PHILADELPHIA -- The Philadelphia Phillies will spend Monday at Citizens Bank Park to raise money for ALS before boarding a charter flight to Miami, and Tuesday will start a telling stretch of 54 games in 55 days. This season is a quarter completed. The first 41 games, capped by an 8-3 victory Sunday over Cincinnati, offered scant clarity on this team's fate.
Signs of the same problems from the previous two seasons persisted. Any jolts of life, like the last two days in South Philadelphia, were often followed by dullness. They have a day to think about what happens next.
The Phillies are 19-22, just as they were in 2013, even with the benefit of a healthy roster this time. They must hope two wins like Saturday's and Sunday's are the sort of spark Ryne Sandberg envisioned. His offense produced 20 runs in two days. The eight games before this outburst yielded 21 runs.
The manager witnessed his lineup shake its prolonged offensive funk Saturday with a 12-run surge. His hitters responded Sunday to a quick 2-0 deficit. They supported another strong Cliff Lee outing. The bullpen held for seven outs. It was a sunny day to dream about the possibilities come summertime.
Given the lackluster play of Sandberg's team, those thoughts are reserved for optimists, a group thinned in recent years by continued mediocre baseball.
Sandberg, at least, discovered a batting order with temporary promise. Jimmy Rollins, who smashed his 46th career leadoff homer, was on base three times and twice scored while atop the lineup. Rollins batted first in each of the last two games, and it is safe to assume that is his new home.

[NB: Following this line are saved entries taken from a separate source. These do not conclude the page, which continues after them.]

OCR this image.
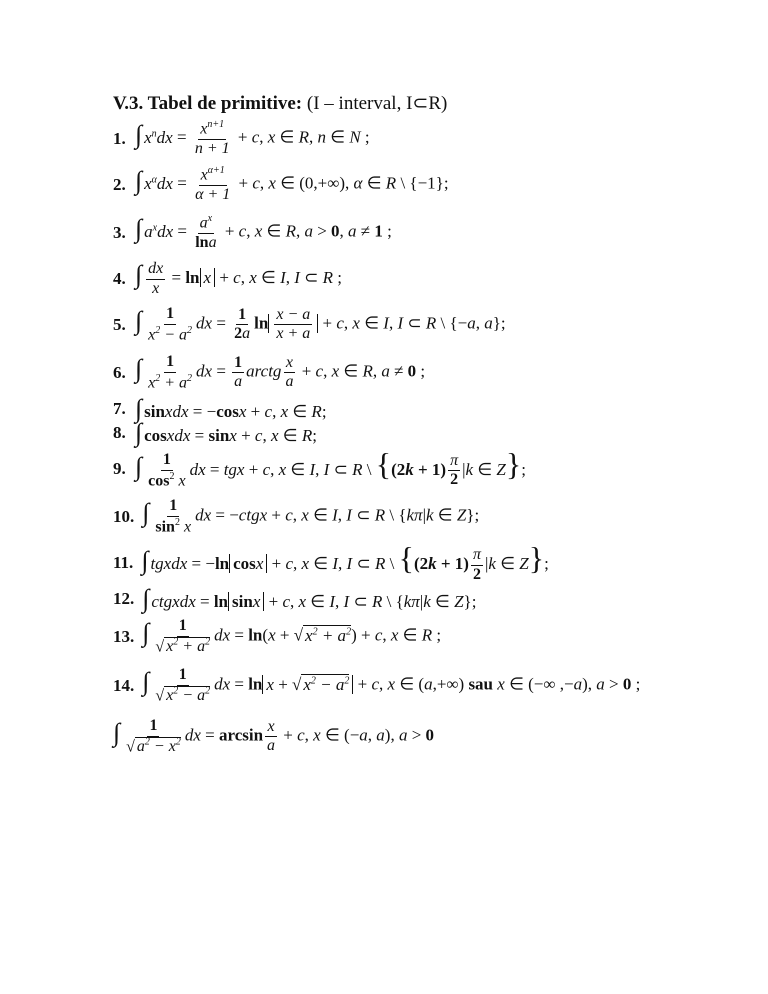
V.3. Tabel de primitive: (I – interval, I⊂R)
1. ∫ $x^ndx = \frac{x^{n+1}}{n + 1} + c$, x ∈ R, n ∈ N ;
2. ∫ $x^\alpha dx = \frac{x^{\alpha+1}}{\alpha + 1} + c$, x ∈ (0,+∞), α ∈ R \ {−1};
3. ∫ $a^xdx = \frac{a^x}{\ln a} + c$, x ∈ R, a > 0, a ≠ 1 ;
4. ∫ $\frac{dx}{x} = \ln x + c$, x ∈ I, I ⊂ R ;
5. ∫ $\frac{1}{x^2 - a^2}$ dx = $\frac{1}{2a}$ $\ln \frac{x - a}{x + a} + c$, x ∈ I, I ⊂ R \ {−a, a};
6. ∫ $\frac{1}{x^2 + a^2}$ dx = $\frac{1}{a}$ arctg $\frac{x}{a} + c$, x ∈ R, a ≠ 0 ;
7. ∫ sinxdx = −cosx + c, x ∈ R;
8. ∫ cosxdx = sinx + c, x ∈ R;
9. ∫ $\frac{1}{\cos^2 x}$ dx = tgx + c, x ∈ I, I ⊂ R \ {$(2k + 1) \frac{\pi}{2} |k$ ∈ Z};
10. ∫ $\frac{1}{\sin^2 x}$ dx = −ctgx + c, x ∈ I, I ⊂ R \ {kπ|k ∈ Z};
11. ∫ tgxdx = −ln cosx + c, x ∈ I, I ⊂ R \ {$(2k + 1) \frac{\pi}{2} |k$ ∈ Z};
12. ∫ ctgxdx = ln sinx + c, x ∈ I, I ⊂ R \ {kπ|k ∈ Z};
13. ∫ $\frac{1}{√ x^2 + a^2}$ dx = ln(x + √ $x^2 + a^2) + c$, x ∈ R ;
14. ∫ $\frac{1}{√ x^2 - a^2}$ dx = ln x + √ $x^2 - a^2 + c$, x ∈ (a,+∞) sau x ∈ (−∞ ,−a), a > 0 ;
∫ $\frac{1}{√ a^2 - x^2}$ dx = $\arcsin \frac{x}{a} + c$, x ∈ (−a, a), a > 0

Rollins has a .787 OPS this season, a significant improvement from his .667 clip a season ago. For one-fourth of a season, Rollins has produced at a level not achieved since his MVP season of 2007, when he collected 38 doubles, 20 triples and 30 homers with an .875 OPS.
The 35-year-old shortstop will never recapture that sort of power; his primary task now is to reach base. His current .359 on-base percentage would be a career best. That alone warrants Rollins a lengthy look atop the batting order.
Wil Nieves, Marlon Byrd and Cody Asche added homers Sunday. Asche again batted sixth behind Byrd and ahead of Domonic Brown. The third baseman's three-run shot in the seventh turned a taut game into a rout. It marked the Phillies' first four-homer game since June 22, 2013, and just the fourth such game since the start of the 2012 season. They entered the day ranked 14th in the league with 27 home runs.
Nieves batted higher than sixth for the first time in his 11-year major-league career. He drilled an 0-2 fastball, a pitch Reds lefthander Tony Cingrani regretted, for his ninth career homer. The backup catcher has provided many of the bench's few bright moments.
The Phillies mashed back-to-back homers to start a game for the first time since Sept. 9, 2004. (Rollins and Placido Polanco did it that day in Atlanta.) They permitted a first-inning run for the seventh time in eight games, but a rejuvenated lineup more than compensated.